Systems Biology of Disease
June 19 - 23, 2017
Offered by the Institute for Systems Biology and the Center for Systems Biology
General Daily Structure
In the sections below you will find an overview for each day.
Concepts of systems thinking, networks, and systems properties will be described with examples. Various emerging technologies in systems biology will be explained. During the afternoon of the first day we will focus on using systems approaches for patient stratification. Clinical phenotypes of human diseases while appearing to be homogeneous pathologically, can in actuality be very heterogeneous in terms of the underlying molecular and genomic alterations. Pathologists have known this for quite some time, since patients with seemingly homogeneous pathology could result in very different patient outcomes. We will explain clustering analysis of heterogeneous data from large-scale biological datasets. As a group we will implement and experiment with various aspects of clustering analysis.
Quantifying Heterogeneity in Disease
An important source of heterogeneity among and within patients is at level of molecular and genomic characteristics of single cells or groups of cells, such as in the clonal lineages for a tumor. Recent technological advances offer the possibility to characterize molecular profiles from the patient’s tissue at single cell resolution. The quantification at the single cell resolution provides the data to more reliably diagnose patients and will ultimately lead to better treatments. Therefore, quantifying molecular signatures at single cell resolution is a vital step to define biomarkers and drug targets successfully. We will use publicly available single cell transcriptome data in the context of cancer genomics to learn how to use molecular profiles to characterize the heterogeneity both within and between patients.
In the context of this course a biomarker is considered a quantifiable molecular phenotype that can be measured and evaluated as an indicator of a biological state, pathogenic process or as a means to assess the therapeutic efficacy of a drug. Typically the features that make up the molecular signatures used to stratify patients into actionable subgroups or explain clinical phenotypes of interest are viable candidates for biomarkers. The development of biomarkers is a multi-step process involving discovering viable biomarkers, developing methods to screen them in non-invasive ways (blood or urine), and assessing their clinical implications. During the afternoon session, we will discuss and implement supervised machine learning approaches (classification) on a variety of large and current biological datasets.
Discovering Drug Targets
Improving the standard of care for persons with a disease is the end goal of systems biomedicine. The discovery of drug targets can be accomplished in a variety of ways but one underlying theme is the integration of prior information about the disease etiology. The integration of many different sources of information often leads to the construction of networks that can be mined for actionable hypotheses. As a case study, we will use a recent study that used a network based approach to discover combinations of drugs that have the potential to be used to treat tuberculosis. In this example we will demonstrate the power of network based approaches to layer information in such a way that it can be used to infer actionable predictions, e.g. combinations of drugs. Using unbiased integrative approaches with systems scale data it is possible to discover novel testable hypotheses.
Example Applications of Systems Biology
Friday morning will feature a mini-symposium to show trainees the many ways in which systems biology can be applied to biomedical studies. A lunch will be provided where trainees can discuss their insights and questions with the ISB faculty. On this day there will be plenty of time for discussion. Trainees are very strongly encouraged to think and discuss how applying systems biology approaches may enhance their own research. The symposium ends with a social event to which all of ISB is invited.

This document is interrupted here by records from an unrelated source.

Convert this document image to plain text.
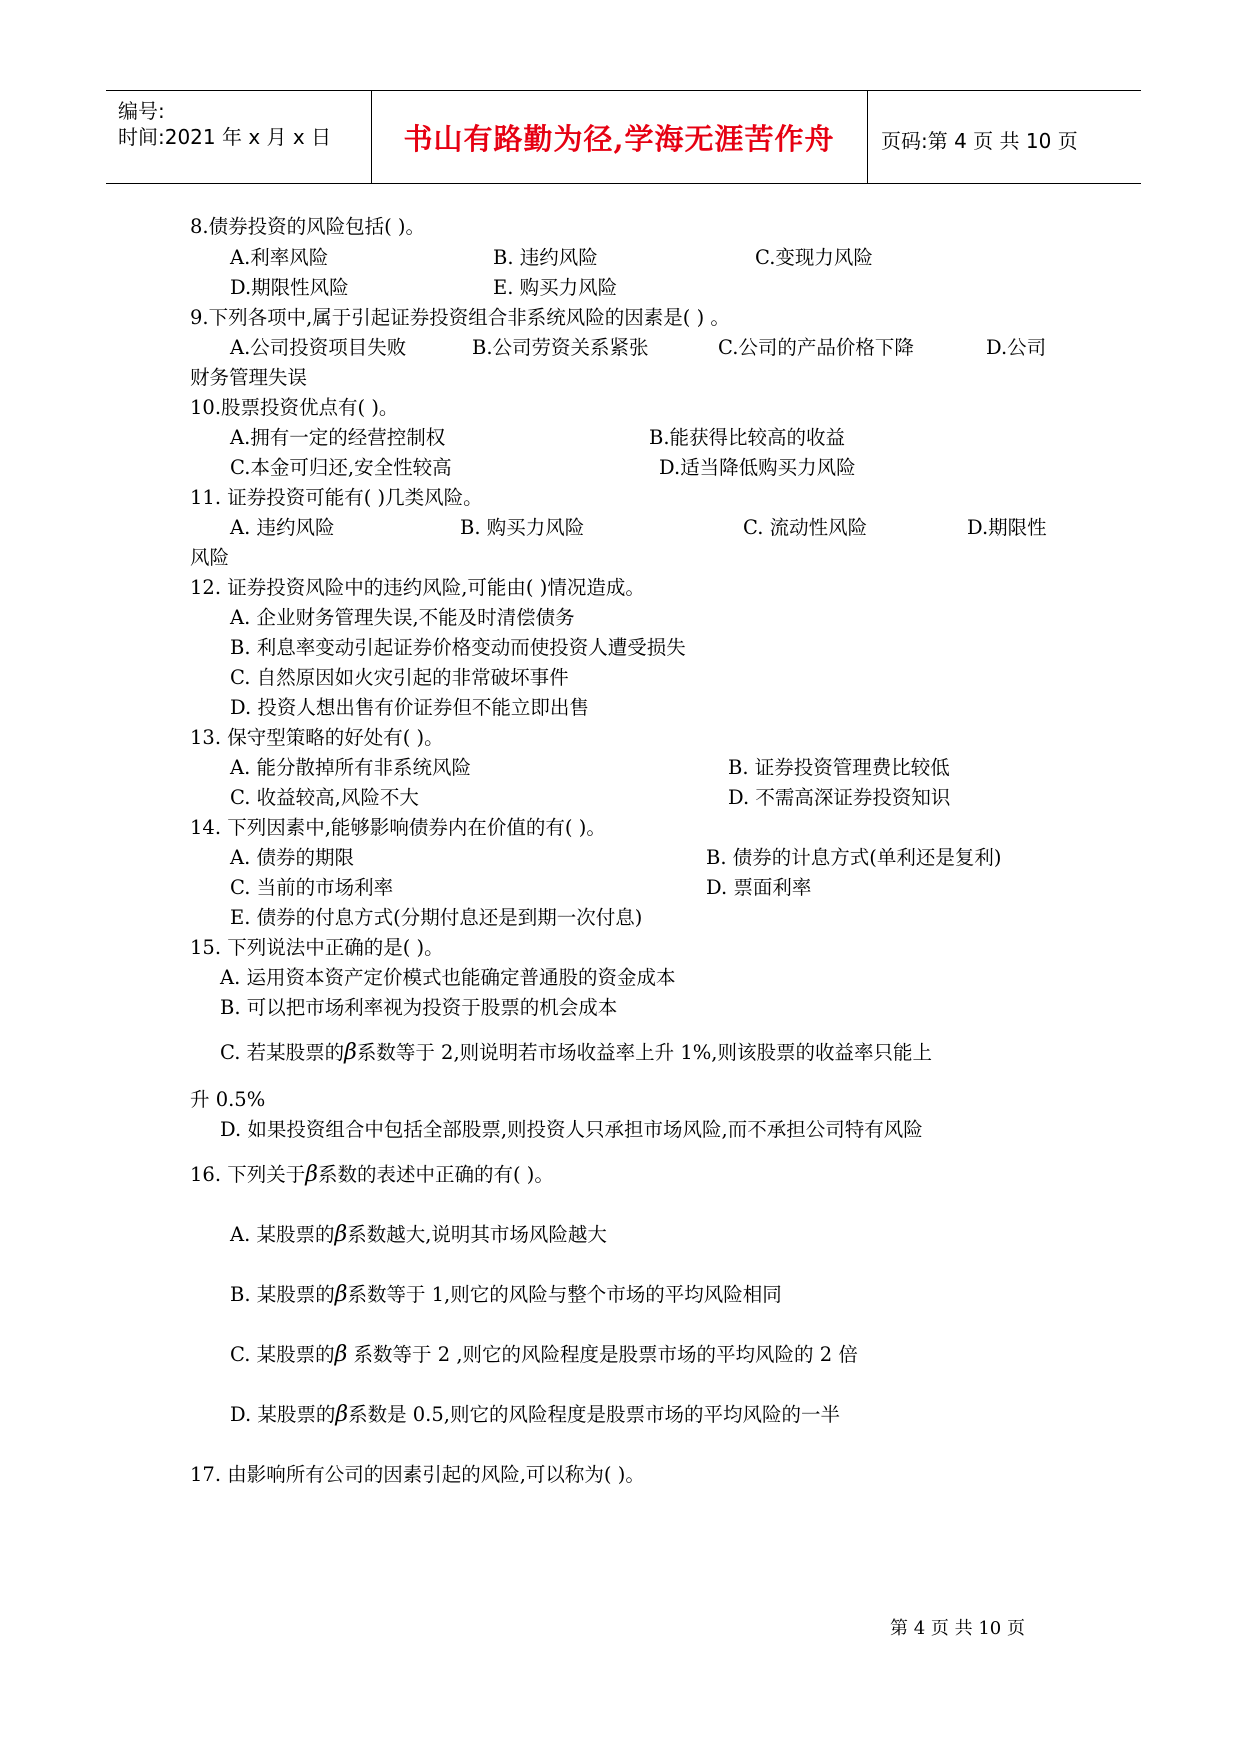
编号:
时间:2021 年 x 月 x 日	书山有路勤为径,学海无涯苦作舟	页码:第 4 页 共 10 页
8.债券投资的风险包括( )。
A.利率风险	B. 违约风险	C.变现力风险
D.期限性风险	E. 购买力风险
9.下列各项中,属于引起证券投资组合非系统风险的因素是( ) 。
A.公司投资项目失败	B.公司劳资关系紧张	C.公司的产品价格下降	D.公司
财务管理失误
10.股票投资优点有( )。
A.拥有一定的经营控制权	B.能获得比较高的收益
C.本金可归还,安全性较高	D.适当降低购买力风险
11. 证券投资可能有( )几类风险。
A. 违约风险	B. 购买力风险	C. 流动性风险	D.期限性
风险
12. 证券投资风险中的违约风险,可能由( )情况造成。
A. 企业财务管理失误,不能及时清偿债务
B. 利息率变动引起证券价格变动而使投资人遭受损失
C. 自然原因如火灾引起的非常破坏事件
D. 投资人想出售有价证券但不能立即出售
13. 保守型策略的好处有( )。
A. 能分散掉所有非系统风险	B. 证券投资管理费比较低
C. 收益较高,风险不大	D. 不需高深证券投资知识
14. 下列因素中,能够影响债券内在价值的有( )。
A. 债券的期限	B. 债券的计息方式(单利还是复利)
C. 当前的市场利率	D. 票面利率
E. 债券的付息方式(分期付息还是到期一次付息)
15. 下列说法中正确的是( )。
A. 运用资本资产定价模式也能确定普通股的资金成本
B. 可以把市场利率视为投资于股票的机会成本
C. 若某股票的β系数等于 2,则说明若市场收益率上升 1%,则该股票的收益率只能上
升 0.5%
D. 如果投资组合中包括全部股票,则投资人只承担市场风险,而不承担公司特有风险
16. 下列关于β系数的表述中正确的有( )。
A. 某股票的β系数越大,说明其市场风险越大
B. 某股票的β系数等于 1,则它的风险与整个市场的平均风险相同
C. 某股票的β 系数等于 2 ,则它的风险程度是股票市场的平均风险的 2 倍
D. 某股票的β系数是 0.5,则它的风险程度是股票市场的平均风险的一半
17. 由影响所有公司的因素引起的风险,可以称为( )。
第 4 页 共 10 页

Before attending the course we strongly recommend that trainees take the ‘R Programming’ course from coursera.org
. You will need to make an account with courser (which is free), and then take the courser on ‘R Programming’ which takes a 4 weeks and is suggested to take 7-9 hours of time per week. Completion of this course is not required, but is highly recommended for those who are not familiar with R. Interested trainees may also take the edX course ‘Statistics and R for the Life Sciences’ to supplement their R skills.
To participate in this course each trainee will want to have a computer of their own. We will provide a list of software that the trainee is to have installed on their computer before coming to the course. A sample snippet of code will be used to determine if they have successfully installed the applications. If they don’t have them installed properly they can communicate the issues to us and we will help the as necessary. The goal being that they will come with computers ready to be used for the data analysis and exploration sections we have devised. We will also provide our old course laptops for those who do not have a laptop of their own or for those who have issues we cannot fix. These will be pre-installed with working versions of all software.